CEO of Trump's Turkish Partner Resigns, Replaced by Outsider

  • Yagmur Satana becomes Dogan CEO after Soner Gedik steps down
  • Gedik was with Dogan for almost 30 years; became CEO last year

Turkey’s Dogan Holding, owner of the Trump Towers in Istanbul, said it appointed an outsider as board member and acting chief executive after the resignation of Soner Gedik, who served for just over a year.

Gedik had been CEO of the conglomerate, which has interests in sectors including media, energy and tourism, since January 2016. The group’s media outlets, which include Turkey’s flagship daily Hurriyet and the TV channel CNN-Turk, have put it in near-constant conflict with Turkey’s government under Recep Tayyip Erdogan for about a decade.

Dogan said in a statement late on Monday that it would name Yagmur Satana, formerly a board member for power plant operator Aksa Enerji, to replace Gedik as CEO and board member. Satana, born in 1963, has a background in banking, having previously worked at Turkish lenders Finansbank AS and Fibabanka AS.

He takes the helm of a company whose fortunes have ebbed and flowed with political tides.
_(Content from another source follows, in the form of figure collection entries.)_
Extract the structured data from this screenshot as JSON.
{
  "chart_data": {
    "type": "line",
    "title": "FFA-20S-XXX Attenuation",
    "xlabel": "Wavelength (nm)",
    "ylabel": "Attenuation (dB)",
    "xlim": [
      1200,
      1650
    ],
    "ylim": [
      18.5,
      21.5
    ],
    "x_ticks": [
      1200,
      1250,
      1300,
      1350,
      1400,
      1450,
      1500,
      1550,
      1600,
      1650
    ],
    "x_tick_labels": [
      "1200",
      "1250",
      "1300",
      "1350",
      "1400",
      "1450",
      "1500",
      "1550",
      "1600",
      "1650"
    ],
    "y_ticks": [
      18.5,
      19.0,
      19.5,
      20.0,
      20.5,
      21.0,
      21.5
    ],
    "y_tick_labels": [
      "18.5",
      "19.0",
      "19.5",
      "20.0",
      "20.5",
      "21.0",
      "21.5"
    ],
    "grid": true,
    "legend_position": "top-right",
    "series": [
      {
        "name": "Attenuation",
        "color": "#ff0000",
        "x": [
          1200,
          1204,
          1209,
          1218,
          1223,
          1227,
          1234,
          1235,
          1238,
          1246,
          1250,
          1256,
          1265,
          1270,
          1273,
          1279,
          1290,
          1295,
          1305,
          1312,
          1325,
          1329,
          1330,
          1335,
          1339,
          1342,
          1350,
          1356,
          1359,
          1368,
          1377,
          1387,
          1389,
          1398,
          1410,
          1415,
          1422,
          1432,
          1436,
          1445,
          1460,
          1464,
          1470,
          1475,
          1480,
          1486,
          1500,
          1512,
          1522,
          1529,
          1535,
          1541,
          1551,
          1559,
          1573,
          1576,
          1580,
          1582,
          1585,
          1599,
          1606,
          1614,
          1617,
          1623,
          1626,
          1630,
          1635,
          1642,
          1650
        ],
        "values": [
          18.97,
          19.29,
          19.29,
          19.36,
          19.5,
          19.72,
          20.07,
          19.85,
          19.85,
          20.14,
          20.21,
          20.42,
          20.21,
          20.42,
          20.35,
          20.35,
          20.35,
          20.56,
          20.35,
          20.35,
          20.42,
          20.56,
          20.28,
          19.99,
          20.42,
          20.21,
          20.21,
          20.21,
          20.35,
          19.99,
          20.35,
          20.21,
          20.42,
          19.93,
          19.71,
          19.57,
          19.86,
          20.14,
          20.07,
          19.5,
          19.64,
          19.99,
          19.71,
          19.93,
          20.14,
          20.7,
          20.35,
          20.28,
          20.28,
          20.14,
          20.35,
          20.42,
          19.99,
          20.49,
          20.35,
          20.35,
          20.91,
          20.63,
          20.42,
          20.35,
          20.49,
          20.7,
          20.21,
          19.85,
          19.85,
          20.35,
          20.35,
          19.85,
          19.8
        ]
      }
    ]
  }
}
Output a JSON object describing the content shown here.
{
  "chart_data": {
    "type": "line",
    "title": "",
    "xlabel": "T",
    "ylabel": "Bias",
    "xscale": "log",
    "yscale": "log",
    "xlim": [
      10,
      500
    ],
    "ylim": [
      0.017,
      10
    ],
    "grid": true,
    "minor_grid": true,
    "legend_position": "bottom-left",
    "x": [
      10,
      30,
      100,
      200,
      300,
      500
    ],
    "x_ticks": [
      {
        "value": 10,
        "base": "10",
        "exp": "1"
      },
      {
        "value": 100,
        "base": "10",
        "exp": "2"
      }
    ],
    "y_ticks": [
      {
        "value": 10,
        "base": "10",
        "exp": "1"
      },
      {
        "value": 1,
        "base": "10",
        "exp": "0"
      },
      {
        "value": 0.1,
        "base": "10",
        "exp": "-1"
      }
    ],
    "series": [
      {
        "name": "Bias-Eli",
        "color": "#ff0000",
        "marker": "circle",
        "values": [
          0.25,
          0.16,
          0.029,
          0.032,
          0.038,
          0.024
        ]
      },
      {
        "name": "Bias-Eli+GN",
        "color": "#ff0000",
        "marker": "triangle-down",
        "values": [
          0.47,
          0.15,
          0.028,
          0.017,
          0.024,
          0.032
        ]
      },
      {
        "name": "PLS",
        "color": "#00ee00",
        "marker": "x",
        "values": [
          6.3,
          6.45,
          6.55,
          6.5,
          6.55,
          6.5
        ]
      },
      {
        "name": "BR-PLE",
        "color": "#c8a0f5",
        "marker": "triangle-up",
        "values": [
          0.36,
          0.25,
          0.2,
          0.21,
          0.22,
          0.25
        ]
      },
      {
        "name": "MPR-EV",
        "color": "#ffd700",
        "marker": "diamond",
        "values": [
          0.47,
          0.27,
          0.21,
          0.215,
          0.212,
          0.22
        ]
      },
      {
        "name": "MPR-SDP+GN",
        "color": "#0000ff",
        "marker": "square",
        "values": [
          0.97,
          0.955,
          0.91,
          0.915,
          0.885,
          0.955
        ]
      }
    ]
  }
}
Once Turkey’s dominant media group in terms of both market share and influence, Dogan Holding has been slapped with a multi-billion dollar tax fine, forced to sell assets and adjust coverage amid frequent run-ins with Erdogan and his Islamist-rooted ruling party. Erdogan has said the group stands for an “old Turkey" that he’s trying to replace, referring to the typically secular business elite that had long dominated Turkish politics and business.

Enter Trump

Dogan became even more deeply enmeshed in politics when Donald J. Trump, during his campaign for U.S. president, announced a proposal to ban Muslims from entering the U.S. Erdogan, who’d attended the opening of the Trump Towers in Istanbul himself in 2012, called for Trump’s name to be removed from the buildings. Such criticism of the U.S. real estate developer died down when Trump won the election, with Turkish officials hoping for better relations under his administration.

U.S.-Turkey ties under President Barack Obama were largely defined by tension between the two NATO allies, in particular over strategy in Syria and Turkey’s request that the U.S. extradite Islamic cleric Fethullah Gulen. Erdogan says Gulen, a Turkish preacher, has been leading efforts to overthrow him from his compound in Pennsylvania, where he lives in self-imposed exile.

Gedik’s predecessor as CEO, Yahya Uzdiyen, was detained last month along with Dogan’s Ankara representative Barbaros Muratoglu and its chief legal officer, Ekrem Turgut Yucel. They were charged with connections to the Gulen movement, which Erdogan blames for a coup attempt against him last July. Yucel and Uzdiyen were released under judicial control, the state-run Anadolu Agency reported on Jan. 13.

Dogan shares were unchanged at 0.82 liras at 10:50 a.m. in Istanbul. They’re up 7.9 percent this year, underperforming the 14 percent gain on the Borsa Istanbul 100.